De rechtbank overweegt dat beide ouders het recht hebben om hun kind te verzorgen en op te voeden. Voorts is het in het belang van de minderjarige dat hij de kans krijgt om beide ouders te leren kennen. De rechtbank overweegt dat deze uitgangspunten in beginsel het meest tot hun recht komen bij een gelijke verdeling van de zorg- en opvoedingstaken tussen partijen (co-ouderschap). Volgens de Raad zijn beide partijen prima ouders en voldoende in staat om voor de minderjarige te zorgen. Beide partijen zijn naar eigen zeggen flexibel aangaande hun werktijden.

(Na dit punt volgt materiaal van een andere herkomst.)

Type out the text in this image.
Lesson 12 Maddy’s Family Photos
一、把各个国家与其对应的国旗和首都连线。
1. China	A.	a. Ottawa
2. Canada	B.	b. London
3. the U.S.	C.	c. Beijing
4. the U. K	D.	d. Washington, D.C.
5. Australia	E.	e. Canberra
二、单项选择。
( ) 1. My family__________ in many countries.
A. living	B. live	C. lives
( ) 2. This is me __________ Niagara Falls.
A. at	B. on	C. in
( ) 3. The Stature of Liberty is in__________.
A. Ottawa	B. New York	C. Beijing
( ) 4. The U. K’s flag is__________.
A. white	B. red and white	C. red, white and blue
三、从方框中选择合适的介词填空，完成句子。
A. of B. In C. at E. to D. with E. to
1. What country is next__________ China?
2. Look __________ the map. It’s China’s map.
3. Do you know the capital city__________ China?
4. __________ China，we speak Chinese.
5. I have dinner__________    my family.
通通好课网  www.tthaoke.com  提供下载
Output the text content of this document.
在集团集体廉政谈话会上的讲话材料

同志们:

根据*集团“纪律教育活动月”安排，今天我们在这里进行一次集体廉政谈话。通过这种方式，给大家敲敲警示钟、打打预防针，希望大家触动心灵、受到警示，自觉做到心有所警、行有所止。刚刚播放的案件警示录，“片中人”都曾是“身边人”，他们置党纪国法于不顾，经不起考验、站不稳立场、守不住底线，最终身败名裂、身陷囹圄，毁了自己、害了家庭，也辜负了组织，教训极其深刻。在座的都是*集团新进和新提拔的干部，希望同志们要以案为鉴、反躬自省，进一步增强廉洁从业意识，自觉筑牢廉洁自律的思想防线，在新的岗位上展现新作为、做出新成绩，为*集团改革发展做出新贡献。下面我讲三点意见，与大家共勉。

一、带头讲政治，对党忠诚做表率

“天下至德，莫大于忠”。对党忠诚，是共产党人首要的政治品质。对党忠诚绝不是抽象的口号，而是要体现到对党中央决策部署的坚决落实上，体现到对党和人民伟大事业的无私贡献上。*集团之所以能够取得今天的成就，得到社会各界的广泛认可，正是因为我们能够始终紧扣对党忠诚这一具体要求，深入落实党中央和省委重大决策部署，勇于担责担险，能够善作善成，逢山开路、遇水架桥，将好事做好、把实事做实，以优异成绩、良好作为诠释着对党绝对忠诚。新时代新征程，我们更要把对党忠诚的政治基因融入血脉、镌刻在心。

Een praktisch bezwaar bij een gelijke verdeling van de zorg- en opvoedingstaken is de reisafstand. De rechtbank overweegt dat de vrouw destijds de keuze heeft mogen maken om met de minderjarige naar een ander deel van Nederland te verhuizen. De gevolgen van deze keuze komen naar het oordeel van de rechtbank echter voor haar rekening en risico, in die zin dat thans van de vrouw onder de gegeven omstandigheden mag worden dat zij, om in het belang van de minderjarige een gelijke verdeling van de zorgtaken tot stand te brengen, meewerkt aan het effectueren van de zorgregeling en de minderjarige derhalve ook aldaar zal worden ingeschreven bij een basisschool, tenzij partijen in onderling overleg anders beslissen. Naar het oordeel van de rechtbank komen aan de vrouw voldoende mogelijkheden toe, bijvoorbeeld het gebruik van haar woning in haar oude woonplaats, om aan deze regeling uitvoering te geven, zonder de minderjarige hierbij onnodig te belasten. De rechtbank zal bepalen dat de zorg- en opvoedingstaken gelijkelijk tussen partijen worden verdeeld (co-ouderschap) en de minderjarige de ene week bij de vrouw verblijft en de andere week bij de man, met het wisselmoment op vrijdag.